Skype’s new owners might make it the platform it always should have been.
On the list of technology companies that inspire speculation and interest disproportionate to their size, Skype has often been near the top. The international success of its Internet-calling service was near-instant.
In ebay’s hands, however, Skype never quite achieved its promise. After spending $3.1 billion to buy it, eBay today sold off control to a group of technology investors for $1.9 billion in a deal that values Skype at about $2.75 billion. Not by any means small change but not the outlandish success that was once expected of Skype—and that it could have been.
Eighteen or 24 months ago, if you were asked to name the most important social networking platform, “Skype” would have been a very good, if unexpected, answer. Skype had passed 200 million user accounts way back in early 2007. It had 30 million or so users a day. The total time spent with Skype a year and a half ago was about 10 billion minutes a month already well behind Facebook’s 20 billion but not so far that it could never catch up.

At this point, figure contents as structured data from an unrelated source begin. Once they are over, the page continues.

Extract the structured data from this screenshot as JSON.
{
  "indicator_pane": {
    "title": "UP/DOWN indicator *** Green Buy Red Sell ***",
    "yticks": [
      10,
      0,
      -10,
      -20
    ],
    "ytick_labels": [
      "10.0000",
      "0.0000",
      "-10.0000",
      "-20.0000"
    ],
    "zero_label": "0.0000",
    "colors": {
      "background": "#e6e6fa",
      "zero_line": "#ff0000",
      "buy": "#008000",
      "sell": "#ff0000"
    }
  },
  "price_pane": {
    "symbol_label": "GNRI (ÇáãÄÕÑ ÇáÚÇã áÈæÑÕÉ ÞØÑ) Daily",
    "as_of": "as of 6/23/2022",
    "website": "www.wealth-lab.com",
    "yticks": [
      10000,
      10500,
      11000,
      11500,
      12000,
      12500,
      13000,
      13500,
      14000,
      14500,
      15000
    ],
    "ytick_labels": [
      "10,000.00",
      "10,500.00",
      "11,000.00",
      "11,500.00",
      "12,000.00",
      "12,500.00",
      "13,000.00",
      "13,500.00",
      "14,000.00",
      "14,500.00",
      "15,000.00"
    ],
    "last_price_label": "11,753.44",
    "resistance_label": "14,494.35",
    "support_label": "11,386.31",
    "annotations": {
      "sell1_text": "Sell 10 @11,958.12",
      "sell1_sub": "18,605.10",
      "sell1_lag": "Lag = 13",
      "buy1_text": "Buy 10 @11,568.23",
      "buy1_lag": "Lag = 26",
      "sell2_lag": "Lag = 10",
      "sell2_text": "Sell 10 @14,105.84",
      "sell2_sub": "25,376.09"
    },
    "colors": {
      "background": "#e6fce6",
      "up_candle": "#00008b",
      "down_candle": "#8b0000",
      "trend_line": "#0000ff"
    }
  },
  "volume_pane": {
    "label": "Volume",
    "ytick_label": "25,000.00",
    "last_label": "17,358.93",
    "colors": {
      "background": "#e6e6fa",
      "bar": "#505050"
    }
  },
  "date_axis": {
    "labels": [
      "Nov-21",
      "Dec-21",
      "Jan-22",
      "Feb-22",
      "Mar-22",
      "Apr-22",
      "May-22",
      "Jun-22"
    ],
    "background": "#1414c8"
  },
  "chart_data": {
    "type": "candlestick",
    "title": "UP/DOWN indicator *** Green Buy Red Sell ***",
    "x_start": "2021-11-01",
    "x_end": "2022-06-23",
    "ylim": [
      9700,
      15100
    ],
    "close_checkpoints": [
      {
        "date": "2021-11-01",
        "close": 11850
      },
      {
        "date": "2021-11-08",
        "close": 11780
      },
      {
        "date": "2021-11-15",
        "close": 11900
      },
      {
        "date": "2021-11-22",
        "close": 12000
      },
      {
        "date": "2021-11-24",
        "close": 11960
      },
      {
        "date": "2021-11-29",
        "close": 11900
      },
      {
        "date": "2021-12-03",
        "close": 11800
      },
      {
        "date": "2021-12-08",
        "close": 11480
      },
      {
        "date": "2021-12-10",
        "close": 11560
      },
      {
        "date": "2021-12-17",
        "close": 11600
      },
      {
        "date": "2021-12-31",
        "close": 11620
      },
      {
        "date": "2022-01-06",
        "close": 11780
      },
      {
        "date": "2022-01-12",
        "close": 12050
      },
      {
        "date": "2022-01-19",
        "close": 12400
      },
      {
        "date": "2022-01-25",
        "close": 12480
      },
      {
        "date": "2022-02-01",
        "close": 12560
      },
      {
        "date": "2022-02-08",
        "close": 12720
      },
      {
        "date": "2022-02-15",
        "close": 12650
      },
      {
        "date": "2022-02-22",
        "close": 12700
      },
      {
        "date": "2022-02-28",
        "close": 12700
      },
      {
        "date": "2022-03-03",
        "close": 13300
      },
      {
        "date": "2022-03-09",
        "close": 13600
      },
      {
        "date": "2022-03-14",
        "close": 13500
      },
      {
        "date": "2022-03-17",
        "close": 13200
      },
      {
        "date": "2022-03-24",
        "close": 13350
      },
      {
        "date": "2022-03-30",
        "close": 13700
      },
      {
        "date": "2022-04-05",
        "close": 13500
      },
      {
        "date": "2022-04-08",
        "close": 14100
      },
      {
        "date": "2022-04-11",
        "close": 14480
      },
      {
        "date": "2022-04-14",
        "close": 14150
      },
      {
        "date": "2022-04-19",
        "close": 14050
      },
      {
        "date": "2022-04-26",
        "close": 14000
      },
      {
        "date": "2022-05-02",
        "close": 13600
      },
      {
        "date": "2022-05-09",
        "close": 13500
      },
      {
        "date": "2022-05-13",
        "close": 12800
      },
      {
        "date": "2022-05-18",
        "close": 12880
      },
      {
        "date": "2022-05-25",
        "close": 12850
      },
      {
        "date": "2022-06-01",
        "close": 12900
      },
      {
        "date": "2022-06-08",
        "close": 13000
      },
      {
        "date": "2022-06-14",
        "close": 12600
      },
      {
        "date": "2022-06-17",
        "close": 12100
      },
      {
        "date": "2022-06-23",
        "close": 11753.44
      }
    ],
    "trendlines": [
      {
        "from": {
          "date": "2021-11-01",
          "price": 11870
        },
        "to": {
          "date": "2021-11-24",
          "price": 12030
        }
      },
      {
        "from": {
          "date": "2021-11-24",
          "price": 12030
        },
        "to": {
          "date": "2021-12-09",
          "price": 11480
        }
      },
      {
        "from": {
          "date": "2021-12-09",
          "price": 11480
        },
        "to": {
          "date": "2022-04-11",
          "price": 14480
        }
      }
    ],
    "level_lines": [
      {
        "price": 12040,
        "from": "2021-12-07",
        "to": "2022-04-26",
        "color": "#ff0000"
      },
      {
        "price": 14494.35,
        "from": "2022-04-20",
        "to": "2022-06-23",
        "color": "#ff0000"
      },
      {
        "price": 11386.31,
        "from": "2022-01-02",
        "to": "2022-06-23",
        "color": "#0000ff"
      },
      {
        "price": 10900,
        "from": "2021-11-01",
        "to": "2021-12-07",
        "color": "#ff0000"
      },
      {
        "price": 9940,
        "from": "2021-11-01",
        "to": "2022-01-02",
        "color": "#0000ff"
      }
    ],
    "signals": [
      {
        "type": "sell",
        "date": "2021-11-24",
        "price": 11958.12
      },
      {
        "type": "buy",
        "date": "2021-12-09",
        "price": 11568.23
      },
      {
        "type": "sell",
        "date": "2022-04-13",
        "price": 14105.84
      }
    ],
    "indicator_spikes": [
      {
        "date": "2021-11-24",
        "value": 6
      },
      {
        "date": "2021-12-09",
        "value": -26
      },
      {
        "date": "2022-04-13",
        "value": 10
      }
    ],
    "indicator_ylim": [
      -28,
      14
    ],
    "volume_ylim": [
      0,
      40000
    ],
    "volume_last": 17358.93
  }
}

Skype is not, of course, a “social networking” tool as the term is generally used. But it unquestionably involves social interaction. And one advantage that Skype had over social networking sites like Facebook and MySpace was that Skype had persuaded many millions of people to download its software—something very few companies have been able to do.
Today a comparison like this would be completely academic. Measured by the number of users a day or the time they spend with it, Facebook has left Skype far in the dust. And while Zuckerberg’s gutsy decision to turn down Yahoo‘s (YHOO) reported $1 billion bid for Facebook looks brilliant, eBay is happy to have wound up with a smaller loss than most analysts expected.

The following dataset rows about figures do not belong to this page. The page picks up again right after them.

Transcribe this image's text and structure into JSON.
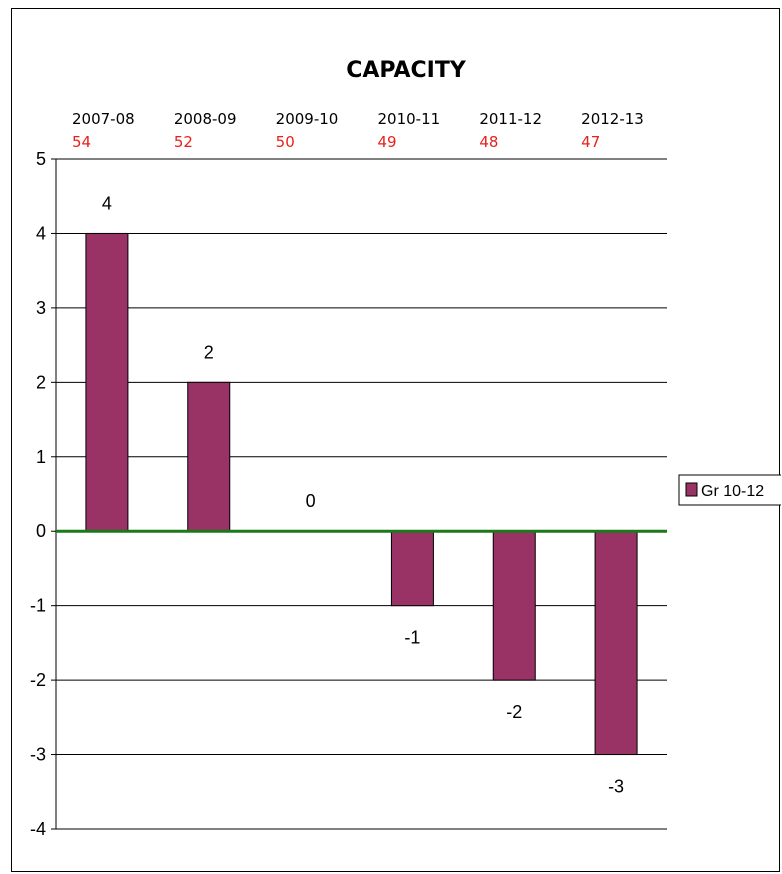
{
  "chart_data": {
    "type": "bar",
    "title": "CAPACITY",
    "categories": [
      "2007-08",
      "2008-09",
      "2009-10",
      "2010-11",
      "2011-12",
      "2012-13"
    ],
    "category_sublabels": [
      "54",
      "52",
      "50",
      "49",
      "48",
      "47"
    ],
    "series": [
      {
        "name": "Gr 10-12",
        "values": [
          4,
          2,
          0,
          -1,
          -2,
          -3
        ],
        "color": "#993366"
      }
    ],
    "ylim": [
      -4,
      5
    ],
    "yticks": [
      5,
      4,
      3,
      2,
      1,
      0,
      -1,
      -2,
      -3,
      -4
    ],
    "grid": true,
    "zero_line_color": "#1a7a1a",
    "sublabel_color": "#e8201a",
    "legend": "right"
  }
}
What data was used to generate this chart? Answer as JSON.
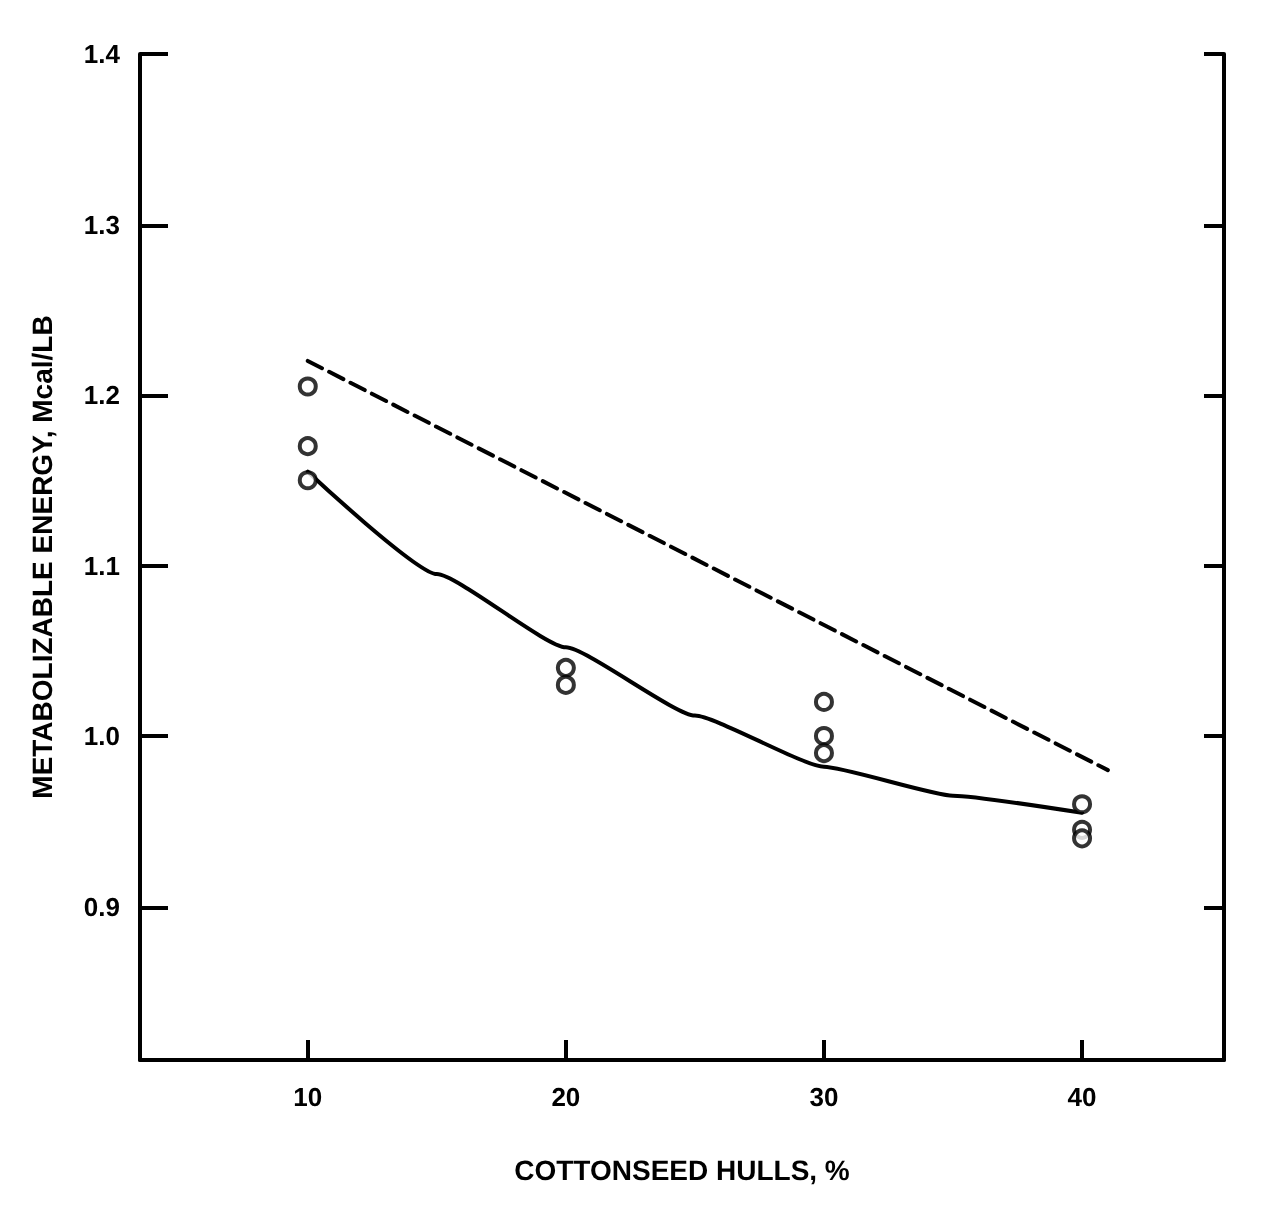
{
  "chart_data": {
    "type": "scatter",
    "xlabel": "COTTONSEED HULLS, %",
    "ylabel": "METABOLIZABLE ENERGY, Mcal/LB",
    "xlim": [
      3.5,
      45.5
    ],
    "xticks": [
      10,
      20,
      30,
      40
    ],
    "ylim": [
      0.81,
      1.4
    ],
    "yticks": [
      0.9,
      {
        "value": 1.0,
        "label": "1.0"
      },
      1.1,
      1.2,
      1.3,
      1.4
    ],
    "grid": false,
    "series": [
      {
        "marker": "circle",
        "color": "#000000",
        "x": [
          10,
          10,
          10,
          20,
          20,
          30,
          30,
          30,
          40,
          40,
          40
        ],
        "values": [
          1.205,
          1.17,
          1.15,
          1.04,
          1.03,
          1.02,
          1.0,
          0.99,
          0.96,
          0.945,
          0.94
        ]
      },
      {
        "type": "line",
        "marker": "none",
        "line_style": "solid",
        "color": "#000000",
        "x": [
          10,
          15,
          20,
          25,
          30,
          35,
          40
        ],
        "values": [
          1.155,
          1.095,
          1.052,
          1.012,
          0.982,
          0.965,
          0.955
        ]
      },
      {
        "type": "line",
        "marker": "none",
        "line_style": "dashed",
        "color": "#000000",
        "x": [
          10,
          41
        ],
        "values": [
          1.22,
          0.98
        ]
      }
    ]
  }
}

When eBay bought Skype, the talk was about Skype’s synergies with eBay’s marketplace, and lots of folks thought that eBay’s purchase meant that Skype would transform how eBayers did business. As social networks gained traction, Skype, with its powerful client software and enormous user base, seemed well-positioned to jump into the pool. But Skype didn’t go in this direction. Instead, Skype has chugged along, steadily building its business, but never getting to a big transformative moment.